Cosmetology protection act | Arkansas Blog

Cosmetology protection act



That Rep. Steve Faris is one cagey operator. Check out his bill to prohibit public schools from setting up cosmetology programs in competition with for-profit cosmetology schools.

I'll let the Arkansas School Boards Association explain what's wrong with this little bit of protectionism.


By: Senator Faris
By: Representative Dunn
ASBA is opposed to SB 107 which is an act to prohibit approval of certain cosmetological schools in public educational institutions; and for other purposes.
Currently, public school cosmetology programs are saving students and families an estimated $3 million a year in tuition alone.

SB 107 would create “do not approve” zones and prevent establishment of new cosmetology training programs in any public educational institution.

Article 14, Section 1 of Arkansas Constitution mandates, “…the State shall ever maintain a general, suitable and efficient system of free public schools and shall adopt all suitable means to secure to the people the advantages and opportunities of education.”

Any public K-12 school, public career and technical school, two-year college or four-year college seeking to establish an independent vocational cosmetology program would be denied program approval if the program site would be within 50 miles of any existing private school of cosmetology.

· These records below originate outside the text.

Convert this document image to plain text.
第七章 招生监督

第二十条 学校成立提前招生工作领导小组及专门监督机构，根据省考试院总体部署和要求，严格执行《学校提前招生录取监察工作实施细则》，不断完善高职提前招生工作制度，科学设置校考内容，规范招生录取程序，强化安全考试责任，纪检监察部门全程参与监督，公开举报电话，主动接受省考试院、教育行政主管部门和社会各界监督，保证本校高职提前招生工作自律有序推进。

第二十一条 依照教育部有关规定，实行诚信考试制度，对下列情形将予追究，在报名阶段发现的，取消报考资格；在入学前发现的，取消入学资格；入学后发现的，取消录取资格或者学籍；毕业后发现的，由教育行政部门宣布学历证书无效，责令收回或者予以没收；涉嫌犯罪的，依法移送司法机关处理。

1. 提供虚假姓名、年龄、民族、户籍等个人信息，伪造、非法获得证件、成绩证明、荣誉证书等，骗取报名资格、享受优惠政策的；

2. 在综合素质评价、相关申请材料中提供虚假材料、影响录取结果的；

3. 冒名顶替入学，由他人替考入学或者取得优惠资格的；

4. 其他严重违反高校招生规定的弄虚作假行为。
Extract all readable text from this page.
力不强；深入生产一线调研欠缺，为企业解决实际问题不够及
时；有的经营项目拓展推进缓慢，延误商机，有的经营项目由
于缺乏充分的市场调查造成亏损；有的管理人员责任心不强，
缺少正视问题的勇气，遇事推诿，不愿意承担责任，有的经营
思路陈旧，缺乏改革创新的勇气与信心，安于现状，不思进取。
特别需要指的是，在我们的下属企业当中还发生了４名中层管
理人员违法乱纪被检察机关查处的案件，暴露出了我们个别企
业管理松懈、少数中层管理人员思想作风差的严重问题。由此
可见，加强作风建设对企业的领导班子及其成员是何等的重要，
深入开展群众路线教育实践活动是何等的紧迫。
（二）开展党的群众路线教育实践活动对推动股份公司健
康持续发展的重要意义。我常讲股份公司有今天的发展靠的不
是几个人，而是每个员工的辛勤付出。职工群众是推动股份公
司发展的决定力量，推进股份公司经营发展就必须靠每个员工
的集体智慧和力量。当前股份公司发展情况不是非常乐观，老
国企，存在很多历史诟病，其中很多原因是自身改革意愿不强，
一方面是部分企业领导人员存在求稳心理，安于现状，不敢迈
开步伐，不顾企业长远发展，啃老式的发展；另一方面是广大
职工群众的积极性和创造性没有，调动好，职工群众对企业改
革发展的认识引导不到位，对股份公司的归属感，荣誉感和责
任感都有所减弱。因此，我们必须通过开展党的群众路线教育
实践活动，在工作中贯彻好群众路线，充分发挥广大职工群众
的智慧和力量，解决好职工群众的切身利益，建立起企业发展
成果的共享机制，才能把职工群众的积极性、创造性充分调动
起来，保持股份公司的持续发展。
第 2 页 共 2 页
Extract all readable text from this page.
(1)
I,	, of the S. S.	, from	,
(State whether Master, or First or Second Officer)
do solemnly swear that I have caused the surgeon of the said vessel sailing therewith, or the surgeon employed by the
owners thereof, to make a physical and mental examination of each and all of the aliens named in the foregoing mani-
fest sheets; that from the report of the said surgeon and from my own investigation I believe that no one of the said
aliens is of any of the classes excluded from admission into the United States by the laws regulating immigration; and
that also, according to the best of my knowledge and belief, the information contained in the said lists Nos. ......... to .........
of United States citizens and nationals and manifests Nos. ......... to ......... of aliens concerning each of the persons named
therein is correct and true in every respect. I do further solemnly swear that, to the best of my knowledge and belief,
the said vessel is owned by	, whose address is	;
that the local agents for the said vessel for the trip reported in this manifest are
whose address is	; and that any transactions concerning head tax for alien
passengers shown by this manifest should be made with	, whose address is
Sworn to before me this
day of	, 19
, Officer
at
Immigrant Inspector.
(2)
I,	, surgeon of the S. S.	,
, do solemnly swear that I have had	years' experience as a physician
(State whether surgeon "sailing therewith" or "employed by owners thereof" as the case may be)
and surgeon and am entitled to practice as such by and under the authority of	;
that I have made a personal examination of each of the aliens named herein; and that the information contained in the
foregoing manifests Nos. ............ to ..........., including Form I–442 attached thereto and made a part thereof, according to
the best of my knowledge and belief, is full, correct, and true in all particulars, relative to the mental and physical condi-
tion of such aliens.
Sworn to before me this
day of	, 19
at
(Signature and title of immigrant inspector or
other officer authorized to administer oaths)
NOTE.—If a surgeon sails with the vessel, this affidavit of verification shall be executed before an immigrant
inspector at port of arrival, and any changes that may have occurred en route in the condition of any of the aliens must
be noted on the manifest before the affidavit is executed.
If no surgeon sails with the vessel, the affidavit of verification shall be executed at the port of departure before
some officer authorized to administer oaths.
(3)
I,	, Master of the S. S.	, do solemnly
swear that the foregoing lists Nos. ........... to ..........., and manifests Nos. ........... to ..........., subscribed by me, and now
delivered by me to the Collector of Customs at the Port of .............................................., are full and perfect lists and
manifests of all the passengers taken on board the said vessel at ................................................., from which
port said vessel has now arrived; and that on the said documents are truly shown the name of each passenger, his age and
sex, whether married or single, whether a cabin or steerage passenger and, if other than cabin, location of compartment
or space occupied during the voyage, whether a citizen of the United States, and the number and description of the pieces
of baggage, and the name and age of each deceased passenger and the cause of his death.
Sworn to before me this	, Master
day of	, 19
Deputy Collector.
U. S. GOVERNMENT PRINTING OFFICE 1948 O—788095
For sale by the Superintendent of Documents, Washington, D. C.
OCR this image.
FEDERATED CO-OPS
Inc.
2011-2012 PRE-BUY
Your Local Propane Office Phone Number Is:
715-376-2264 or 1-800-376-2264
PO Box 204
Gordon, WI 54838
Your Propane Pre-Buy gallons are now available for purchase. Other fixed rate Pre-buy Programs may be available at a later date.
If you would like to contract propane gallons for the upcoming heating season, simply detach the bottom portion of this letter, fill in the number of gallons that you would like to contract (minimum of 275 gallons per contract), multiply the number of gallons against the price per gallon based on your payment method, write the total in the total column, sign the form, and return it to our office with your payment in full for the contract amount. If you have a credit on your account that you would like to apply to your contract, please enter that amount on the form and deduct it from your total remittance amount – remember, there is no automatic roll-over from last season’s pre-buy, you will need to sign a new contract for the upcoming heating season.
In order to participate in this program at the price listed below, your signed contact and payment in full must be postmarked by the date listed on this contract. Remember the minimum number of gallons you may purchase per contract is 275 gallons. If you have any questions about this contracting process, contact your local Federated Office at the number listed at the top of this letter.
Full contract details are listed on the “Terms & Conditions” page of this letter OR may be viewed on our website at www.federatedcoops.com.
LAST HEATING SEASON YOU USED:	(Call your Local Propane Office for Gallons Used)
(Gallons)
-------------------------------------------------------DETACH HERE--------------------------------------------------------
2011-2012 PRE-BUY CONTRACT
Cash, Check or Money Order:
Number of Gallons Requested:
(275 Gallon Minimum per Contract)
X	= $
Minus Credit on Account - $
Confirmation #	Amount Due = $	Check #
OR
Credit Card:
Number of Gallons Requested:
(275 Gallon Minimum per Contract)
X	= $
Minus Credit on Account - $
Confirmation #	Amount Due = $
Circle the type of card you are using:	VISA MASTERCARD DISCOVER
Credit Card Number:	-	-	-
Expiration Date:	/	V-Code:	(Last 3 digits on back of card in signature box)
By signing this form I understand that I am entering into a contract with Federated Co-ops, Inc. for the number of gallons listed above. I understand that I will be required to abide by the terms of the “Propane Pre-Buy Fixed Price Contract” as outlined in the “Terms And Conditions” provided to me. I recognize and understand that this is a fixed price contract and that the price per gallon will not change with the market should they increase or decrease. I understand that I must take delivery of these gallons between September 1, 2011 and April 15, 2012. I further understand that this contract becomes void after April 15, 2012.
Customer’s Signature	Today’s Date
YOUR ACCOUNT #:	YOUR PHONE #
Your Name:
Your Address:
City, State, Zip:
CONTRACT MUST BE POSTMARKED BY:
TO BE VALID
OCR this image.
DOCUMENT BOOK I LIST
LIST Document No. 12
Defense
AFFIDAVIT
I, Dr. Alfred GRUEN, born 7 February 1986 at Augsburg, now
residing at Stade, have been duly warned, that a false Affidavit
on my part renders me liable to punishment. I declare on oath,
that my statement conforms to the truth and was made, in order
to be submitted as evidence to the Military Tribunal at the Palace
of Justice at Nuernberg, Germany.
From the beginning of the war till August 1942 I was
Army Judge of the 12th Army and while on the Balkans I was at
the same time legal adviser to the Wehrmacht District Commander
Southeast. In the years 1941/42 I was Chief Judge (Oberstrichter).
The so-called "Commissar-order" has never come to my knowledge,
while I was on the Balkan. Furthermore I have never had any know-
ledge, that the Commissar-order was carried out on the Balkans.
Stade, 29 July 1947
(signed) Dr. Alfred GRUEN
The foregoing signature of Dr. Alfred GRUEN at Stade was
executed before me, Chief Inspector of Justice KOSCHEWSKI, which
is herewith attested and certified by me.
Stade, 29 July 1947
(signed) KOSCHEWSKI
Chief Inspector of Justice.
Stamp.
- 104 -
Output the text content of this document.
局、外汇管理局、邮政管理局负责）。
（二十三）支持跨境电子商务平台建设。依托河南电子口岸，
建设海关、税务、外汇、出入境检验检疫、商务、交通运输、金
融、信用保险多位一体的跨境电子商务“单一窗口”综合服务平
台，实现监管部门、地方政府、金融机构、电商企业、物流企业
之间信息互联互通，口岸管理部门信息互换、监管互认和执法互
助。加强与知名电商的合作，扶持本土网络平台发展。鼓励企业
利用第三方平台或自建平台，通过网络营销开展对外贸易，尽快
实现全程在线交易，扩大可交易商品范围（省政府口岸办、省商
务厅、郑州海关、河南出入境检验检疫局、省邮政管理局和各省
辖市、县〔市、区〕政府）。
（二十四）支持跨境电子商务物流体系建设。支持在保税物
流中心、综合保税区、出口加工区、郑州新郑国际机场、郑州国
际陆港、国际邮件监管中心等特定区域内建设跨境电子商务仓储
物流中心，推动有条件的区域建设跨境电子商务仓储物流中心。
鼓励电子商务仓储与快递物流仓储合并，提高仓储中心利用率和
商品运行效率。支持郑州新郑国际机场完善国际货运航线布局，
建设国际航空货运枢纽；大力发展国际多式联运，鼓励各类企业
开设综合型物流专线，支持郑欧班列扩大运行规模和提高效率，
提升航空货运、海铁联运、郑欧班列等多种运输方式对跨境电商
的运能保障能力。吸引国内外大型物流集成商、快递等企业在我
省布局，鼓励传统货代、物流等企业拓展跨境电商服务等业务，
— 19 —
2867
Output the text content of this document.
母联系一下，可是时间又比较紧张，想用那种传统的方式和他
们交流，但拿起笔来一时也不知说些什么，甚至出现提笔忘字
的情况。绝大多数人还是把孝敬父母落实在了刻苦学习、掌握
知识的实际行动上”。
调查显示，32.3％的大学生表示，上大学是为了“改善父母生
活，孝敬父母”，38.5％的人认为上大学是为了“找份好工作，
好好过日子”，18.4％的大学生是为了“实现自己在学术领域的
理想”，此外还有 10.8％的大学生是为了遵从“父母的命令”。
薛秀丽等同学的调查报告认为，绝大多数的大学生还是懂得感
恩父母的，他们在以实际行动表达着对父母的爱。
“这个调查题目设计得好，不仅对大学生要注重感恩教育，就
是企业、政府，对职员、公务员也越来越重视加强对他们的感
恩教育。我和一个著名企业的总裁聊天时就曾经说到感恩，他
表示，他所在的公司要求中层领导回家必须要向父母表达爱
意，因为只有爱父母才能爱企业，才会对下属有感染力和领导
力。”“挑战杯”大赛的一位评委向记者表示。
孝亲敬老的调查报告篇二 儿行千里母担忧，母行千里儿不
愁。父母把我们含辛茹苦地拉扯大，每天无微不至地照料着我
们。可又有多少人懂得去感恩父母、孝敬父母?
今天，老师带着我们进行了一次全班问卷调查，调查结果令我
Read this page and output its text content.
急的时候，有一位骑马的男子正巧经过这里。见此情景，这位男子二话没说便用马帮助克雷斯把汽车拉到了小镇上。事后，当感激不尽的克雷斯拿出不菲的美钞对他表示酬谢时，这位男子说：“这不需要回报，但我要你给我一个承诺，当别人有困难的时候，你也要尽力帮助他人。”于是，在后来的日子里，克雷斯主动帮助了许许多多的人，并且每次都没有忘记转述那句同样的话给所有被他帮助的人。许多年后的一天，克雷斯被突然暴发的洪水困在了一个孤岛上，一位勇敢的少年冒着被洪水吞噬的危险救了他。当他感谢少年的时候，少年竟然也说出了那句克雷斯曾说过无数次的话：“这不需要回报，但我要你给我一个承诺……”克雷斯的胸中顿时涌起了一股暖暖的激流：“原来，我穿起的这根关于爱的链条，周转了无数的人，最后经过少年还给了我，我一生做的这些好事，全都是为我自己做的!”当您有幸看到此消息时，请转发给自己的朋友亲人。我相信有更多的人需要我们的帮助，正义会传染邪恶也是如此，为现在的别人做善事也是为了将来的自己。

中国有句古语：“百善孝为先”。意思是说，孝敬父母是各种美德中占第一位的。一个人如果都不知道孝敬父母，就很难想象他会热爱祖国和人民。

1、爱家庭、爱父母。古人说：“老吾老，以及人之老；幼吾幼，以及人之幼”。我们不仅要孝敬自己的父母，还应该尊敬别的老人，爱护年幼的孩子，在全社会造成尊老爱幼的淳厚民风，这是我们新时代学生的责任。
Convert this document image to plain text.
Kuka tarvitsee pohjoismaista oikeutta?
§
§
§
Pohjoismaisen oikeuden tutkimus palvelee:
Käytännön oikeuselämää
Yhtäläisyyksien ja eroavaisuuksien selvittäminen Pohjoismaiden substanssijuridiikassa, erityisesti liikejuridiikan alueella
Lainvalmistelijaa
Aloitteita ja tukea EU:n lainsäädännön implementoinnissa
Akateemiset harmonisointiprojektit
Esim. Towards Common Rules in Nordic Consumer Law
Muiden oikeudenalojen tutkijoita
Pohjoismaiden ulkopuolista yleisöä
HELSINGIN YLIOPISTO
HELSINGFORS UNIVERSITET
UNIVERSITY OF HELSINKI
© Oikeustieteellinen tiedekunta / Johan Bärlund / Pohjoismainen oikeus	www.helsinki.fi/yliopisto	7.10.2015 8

Any public cosmetology program within the “do not approve zone” would be forced to contract with an existing private school of cosmetology in order to provide a program to students.

To be licensed as a cosmetologist, 1500 hours of instruction are required, and a rigorous exam must be passed.  A high school student can complete between 500 and 750 hours of documented instruction in a high school program.

Arkansas public school districts and public-supported two-year schools offer a variety of technical programs besides cosmetology, including nursing and health-related occupations, culinary school, welding and information technology, which have direct competition from for-profit, private career and technical schools.

The developmental and instructional needs of 16-, 17- and 18-year-old students are different from those of older, private cosmetology school students. The students who are being served in the 15 existing programs as part of a high school program would not be enrolled in a private cosmetology school if the free, public school program were not available.

This bill presents a very slippery slope. Cosmetology is no different from any other career/technical program (such as auto body, welding, information technology, etc.) If this bill becomes law, other for-profit, private career and technical schools could seek similar protection, limiting competition and suppressing education opportunities for Arkansans.